You should jump ahead to the Serre spectral sequence for a fibration. Then it all becomes either crystal clear or not, depending on your perspective :)

 

[zhentil]

What about the cohomology of the tangent circle bundle using Z/2 coefficients? I am not sure here.

What's the Z/2 cohomology of RP^3?

 

[Bacle]

But the spaces I am working with at the moment are simple-enough that Spectral
Sequences are not necessary, and Leray-Hirsch, or even simpler techniques are enough. I am off spectral sequences after having done some work on the Vasiliev.

 

[lavinia]

What's the Z/2 cohomology of RP^3?

Z/2 in every dimension.

So LeRay-Hirsch might be right - but I don't know about the fiber orientation classes.
I think that in the case of the tangent circle bundle the cochain that restricts to the generator of the cohomology of the fiber circles is not closed. In fact now that I think of it just consider any connection 1-form wrsp to a Riemannian metric. The exterior derivative of the connection 1-form is minus the Gauss curvature times the pull back of the volume element. But the 2 sphere can not have identically zero Gauss curvature so the form is not closed.

Another look at this just observes that the real cohomology of RP^3 is zero so there can be no orientation class over the reals.

Over Z the same is true - I think - because isn't the integer cohomology of RP^3 is Z/2?

Yes, this seems right. Then there can be no orientation class over Z/2 as is seen form the commutative diagram,

$$H^1(RP^3,Z/2) \leftarrow H^1(RP^3,Z)$$

$$\mbox{ \ \ \ \ \ \ \ \ \ \ i* } \downarrow \mbox{ \ \ \ \ \ \ \ \ \ \ \ \ \ \ \ \ \ \ i* } \downarrow$$

$$H^1(S^1,Z/2) \mbox{\ \ \ \} \longleftarrow \mbox{\ \ \ \ \ \ 0 }$$

Where $$S^1}$$ is an arbitrary fiber and i is the inclusion map.

 

[lavinia]

How about the cohomology of the Klein bottle considered as a circle bundle over the circle?

Here you do have an orientation class - if you like you can prove this using the Hochschild-Serre spectral sequence - but the cup product structure is not the same as in a product of two circles.

Does this mean that the Leray-Hirsch isomorphism does not derive from a mapping of the cochain complexes?

 

[lavinia]

You should jump ahead to the Serre spectral sequence for a fibration.
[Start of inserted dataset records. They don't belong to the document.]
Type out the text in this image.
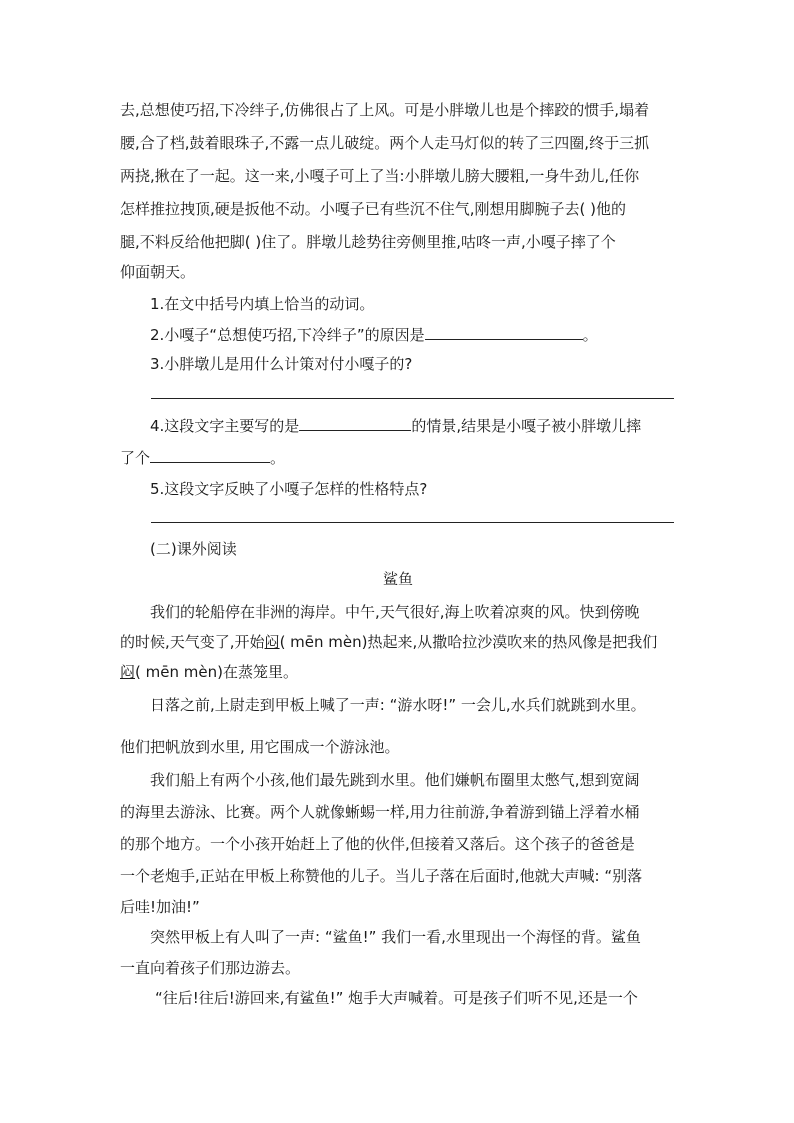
去,总想使巧招,下冷绊子,仿佛很占了上风。可是小胖墩儿也是个摔跤的惯手,塌着
腰,合了档,鼓着眼珠子,不露一点儿破绽。两个人走马灯似的转了三四圈,终于三抓
两挠,揪在了一起。这一来,小嘎子可上了当:小胖墩儿膀大腰粗,一身牛劲儿,任你
怎样推拉拽顶,硬是扳他不动。小嘎子已有些沉不住气,刚想用脚腕子去( )他的
腿,不料反给他把脚( )住了。胖墩儿趁势往旁侧里推,咕咚一声,小嘎子摔了个
仰面朝天。
1.在文中括号内填上恰当的动词。
2.小嘎子“总想使巧招,下冷绊子”的原因是	。
3.小胖墩儿是用什么计策对付小嘎子的?
4.这段文字主要写的是	的情景,结果是小嘎子被小胖墩儿摔
了个	。
5.这段文字反映了小嘎子怎样的性格特点?
(二)课外阅读
鲨鱼
我们的轮船停在非洲的海岸。中午,天气很好,海上吹着凉爽的风。快到傍晚
的时候,天气变了,开始闷( mēn mèn)热起来,从撒哈拉沙漠吹来的热风像是把我们
闷( mēn mèn)在蒸笼里。
日落之前,上尉走到甲板上喊了一声: “游水呀!” 一会儿,水兵们就跳到水里。
他们把帆放到水里, 用它围成一个游泳池。
我们船上有两个小孩,他们最先跳到水里。他们嫌帆布圈里太憋气,想到宽阔
的海里去游泳、比赛。两个人就像蜥蜴一样,用力往前游,争着游到锚上浮着水桶
的那个地方。一个小孩开始赶上了他的伙伴,但接着又落后。这个孩子的爸爸是
一个老炮手,正站在甲板上称赞他的儿子。当儿子落在后面时,他就大声喊: “别落
后哇!加油!”
突然甲板上有人叫了一声: “鲨鱼!” 我们一看,水里现出一个海怪的背。鲨鱼
一直向着孩子们那边游去。
“往后!往后!游回来,有鲨鱼!” 炮手大声喊着。可是孩子们听不见,还是一个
Then it all becomes either crystal clear or not, depending on your perspective :)

can you explain this a little?

 

[zhentil]

can you explain this a little?

The E2 page of the Serre spectral sequence is what one would obtain by Leray-Hirsch. So in a sense, the Serre spectral sequence can be seen as measuring the obstruction to finding cohomology classes that restrict to generators of the fiber.

 

[zhentil]

Does this mean that the Leray-Hirsch isomorphism does not derive from a mapping of the cochain complexes?
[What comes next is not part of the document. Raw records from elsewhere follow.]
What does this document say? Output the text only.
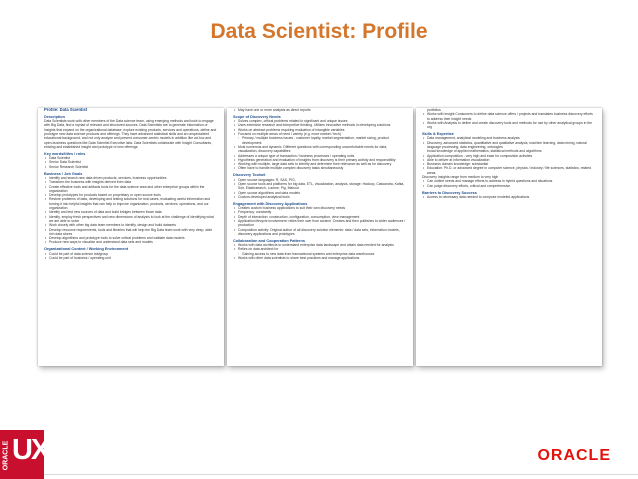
Data Scientist: Profile
Profile: Data Scientist
Description
Data Scientists work with other members of the Data science team, using emerging methods and tools to engage with Big Data, find a myriad of relevant and structured sources. Data Scientists are to generate information or insights that expand on the organizational database, explore existing products, services and operations, define and prototype new data science products and offerings. They have advanced statistical skills and an unspecialized educational background, and not only analyze and present consumer-centric models in addition like ad-hoc and open-business questions like Data Scientist Executive labs. Data Scientists collaborate with Insight Consultants, existing and established insight and prototype of new offerings.
Key words/titles / roles
• Data Scientist
• Senior Data Scientist
• Senior Research Scientist
Business / Job Goals
• Identify and search new data driven products, services, business opportunities
• Transform the business with insights derived from data
• Create effective tools and artifacts tools for the data science area and other enterprise groups within the organization
• Develop prototypes for products based on proprietary or open source tools
• Restore problems of data, developing and testing solutions for real cases, evaluating useful information and turning it into helpful insights that can help to improve organization, products, services, operations, and our organization
• Identify and test new sources of data and build bridges between those data
• Identify, employ fresh perspectives and new dimensions of analysis to look at the challenge of identifying what we are able to solve
• Work closely with other big data team members to identify, design and build datasets
• Develop resource requirements, tools and libraries that will help the Big Data team work with very deep, wide rich data stores
• Develop algorithms and prototype tools to solve critical problems and validate data models
• Produce new ways to visualize and understand data sets and models
Organizational Context / Working Environment
• Could be part of data science lab/group
• Could be part of business / operating unit
• May have one or more analysts as direct reports
Scope of Discovery Needs
• Solves complex, critical problems related to significant and unique issues
• Uses extensive research and interpretive thinking. Utilizes innovative methods in developing solutions
• Works on abstract problems requiring evaluation of intangible variables
• Focused on multiple areas of need / variety (e.g. more market / tech)
◦ Primary / multiple business issues - customer loyalty, market segmentation, market sizing, product development
• Most numerous and dynamic. Different questions with corresponding uncomfortable needs for data, visualization, discovery capabilities
• Addresses a unique type of transaction / business processes / operating units
• Hypothesis generation and evaluation of insights from discovery is their primary activity and responsibility
• Working with multiple, large data sets to identify and determine their relevance as well as for discovery
• Often have to handle multiple complex discovery tasks simultaneously
Discovery Toolset
• Open source languages: R, SAS, PIG,
• Open source tools and platforms for big data, ETL, visualization, analysis, storage: Hadoop, Cassandra, Kafka, Solr, Elasticsearch, Lucene, Pig, Mahout
• Open source algorithms and data models
• Custom-developed analytical tools
Engagement with Discovery Applications
• Creates custom business applications to suit their own discovery needs
• Frequency: constantly
• Depth of interaction: construction, configuration, consumption, view management
• Application lifecycle involvement: relies their own from scratch. Creates and then publishes to wider audiences / production
• Composition activity: Original author of all discovery solution elements: data / data sets, information models, discovery applications and prototypes
Collaboration and Cooperation Patterns
• Works with data architects to understand enterprise data landscape and obtain data needed for analysis
• Relies on data architect for
◦ Gaining access to new data from transactional systems and enterprise data warehouses
• Works with other data scientists to share best practices and manage applications
portfolios
• Works with Insight Consumers to define data science offers / projects and translates business discovery efforts to address their insight needs
• Works with Analysts to define and create discovery tools and methods for use by other analytical groups in the org
Skills & Expertise
• Data management, analytical modeling and business analysis
• Discovery, advanced statistics, quantitative and qualitative analysis, machine learning, data mining, natural language processing, data engineering, ontologies
broad knowledge of applied mathematics, statistical methods and algorithms
• Application composition - very high and ease for composition activities
• Able to deliver at information visualization
• Business domain knowledge: substantial
• Education: Ph.D. or advanced degree in computer science, physics / industry / life sciences, statistics, related areas
Discovery Insights range from medium to very high
• Can outline needs and manage efforts to address in hybrid questions and situations
• Can judge discovery efforts, critical and comprehensive
Barriers to Discovery Success
• Access to necessary data needed to compose modeled applications
ORACLE UX	ORACLE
I'm not sure quite sure what this means. In the case of a Kunneth theorem, you would have this, but in general there's no map from a fiber bundle to the fiber. This may be misunderstanding your question, but if you mean a Kunneth-style argument where you pull back cohomology classes based on two projections, that can't work in a nontrivial fiber bundle. Think of the proof of Thom isomorphism in de Rham cohomology: you don't get the fiber cohomology class for free, i.e. it's not pulled back from anything.

 

[lavinia]

I'm not sure quite sure what this means. In the case of a Kunneth theorem, you would have this, but in general there's no map from a fiber bundle to the fiber. This may be misunderstanding your question, but if you mean a Kunneth-style argument where you pull back cohomology classes based on two projections, that can't work in a nontrivial fiber bundle. Think of the proof of Thom isomorphism in de Rham cohomology: you don't get the fiber cohomology class for free, i.e. it's not pulled back from anything.

no but since there is a mapping that respects the product structure on might think that there is a mapping of chain complexes. that was the original question I think. No one was expecting a Kunneth argument. Still there definitely are non-trivial bundles where the fiber cohomology is pulled back from classes in the total space of the bundle.